Le phénomène, « s’enracine durablement en France » et ne touche plus seulement les Français les plus pauvres mais « un public beaucoup plus varié ». Dominique Besançon, déléguée générale de Dons solidaires, une association qui récolte des dons de produits non alimentaires pour les redistribuer à un réseau d’associations de lutte contre la précarité, est inquiet, très inquiet même.
La précarité hygiénique, le phénomène dont il parle, est de plus en plus prégnant en France. En effet, selon le baromètre Hygiène et Précarité, commandé par son association et réalisé par l’Ifop, un Français sur deux affirme que le contexte économique actuel l’incite à réduire, par manque d’argent, sa consommation de produits d’hygiène. En 2023, ils étaient 34%, soit une augmentation de 16 points sur une année.
1/4 des femmes privées de protections menstruelles par manque d’argent
Selon ce baromètre, plus d’une personne sur cinq a déjà dû choisir entre acheter de la nourriture et un produit d’hygiène et même à contrôler leurs utilisations. Ainsi, 41% des parents disent vérifier la consommation de gel douche de leurs enfants (ils n’étaient que 20% à agir ainsi il y a cinq ans) et un tiers des Français prolonge l’utilisation de produits à usage unique. Autres chiffres inquiétants. : 23% disent contrôler la consommation de papier toilette et... 11% se lavent parfois sans savon !
Les femmes sont particulièrement touchées par cette « précarité hygiénique ». Et on ne parle pas ici de simples produits de confort mais d’un besoin impérieux : l’utilisation de protections périodiques. 16% des femmes réglées ou ayant une enfant réglée à la maison disent ainsi avoir déjà manqué de serviettes hygiéniques ou de tampons par manque d’argent. La précarité menstruelle s’aggrave et touche de plus en plus de femmes puisqu’elles n’étaient « que » 8% en 2019. A noter par ailleurs que ce taux explose chez les jeunes femmes, qui sont 28% dans ce cas.

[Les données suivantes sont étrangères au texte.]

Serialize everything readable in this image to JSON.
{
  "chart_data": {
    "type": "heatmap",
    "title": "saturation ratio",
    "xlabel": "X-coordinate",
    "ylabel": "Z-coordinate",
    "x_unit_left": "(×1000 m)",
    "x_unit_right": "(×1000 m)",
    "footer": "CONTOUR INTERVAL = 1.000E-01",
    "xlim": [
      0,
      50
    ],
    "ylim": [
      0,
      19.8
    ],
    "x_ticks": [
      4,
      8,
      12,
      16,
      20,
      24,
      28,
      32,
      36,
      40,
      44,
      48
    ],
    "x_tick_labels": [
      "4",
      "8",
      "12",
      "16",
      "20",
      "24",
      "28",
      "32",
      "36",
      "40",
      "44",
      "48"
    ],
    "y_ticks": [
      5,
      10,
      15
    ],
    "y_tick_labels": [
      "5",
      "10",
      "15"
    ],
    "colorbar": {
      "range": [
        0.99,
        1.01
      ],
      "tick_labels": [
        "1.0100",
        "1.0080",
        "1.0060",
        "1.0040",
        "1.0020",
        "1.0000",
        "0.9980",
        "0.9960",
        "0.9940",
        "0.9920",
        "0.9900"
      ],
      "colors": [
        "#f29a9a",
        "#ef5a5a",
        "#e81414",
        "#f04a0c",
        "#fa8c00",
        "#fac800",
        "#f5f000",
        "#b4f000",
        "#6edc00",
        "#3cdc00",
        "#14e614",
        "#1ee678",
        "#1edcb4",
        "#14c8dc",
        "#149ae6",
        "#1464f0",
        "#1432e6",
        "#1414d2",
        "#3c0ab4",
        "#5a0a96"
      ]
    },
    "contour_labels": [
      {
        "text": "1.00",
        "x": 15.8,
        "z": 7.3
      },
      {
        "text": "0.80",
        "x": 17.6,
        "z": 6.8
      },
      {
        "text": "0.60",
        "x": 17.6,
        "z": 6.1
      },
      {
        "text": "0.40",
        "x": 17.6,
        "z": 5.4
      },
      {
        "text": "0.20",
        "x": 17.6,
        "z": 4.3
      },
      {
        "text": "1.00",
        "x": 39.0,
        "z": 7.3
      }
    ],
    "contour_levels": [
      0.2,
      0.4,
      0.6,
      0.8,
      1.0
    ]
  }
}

Mais la catégorie de la population la plus concernée - et ce n’est pas vraiment une surprise - est les jeunes. « Les taux de renoncement à l’achat dans ce public sont alarmants », souligne ainsi Dominique Besançon. 41% des 18-24 ans ont déjà dû arbitrer entre un achat de nourriture et de produit d’hygiène. La déléguée générale de Dons solidaires explique qu’il s’agit des étudiants, des jeunes éloignés de l’emploi, mais aussi « des jeunes travailleurs qui ont un emploi mais qui, avec les crises et l’inflation, ont du mal à joindre les deux bouts ».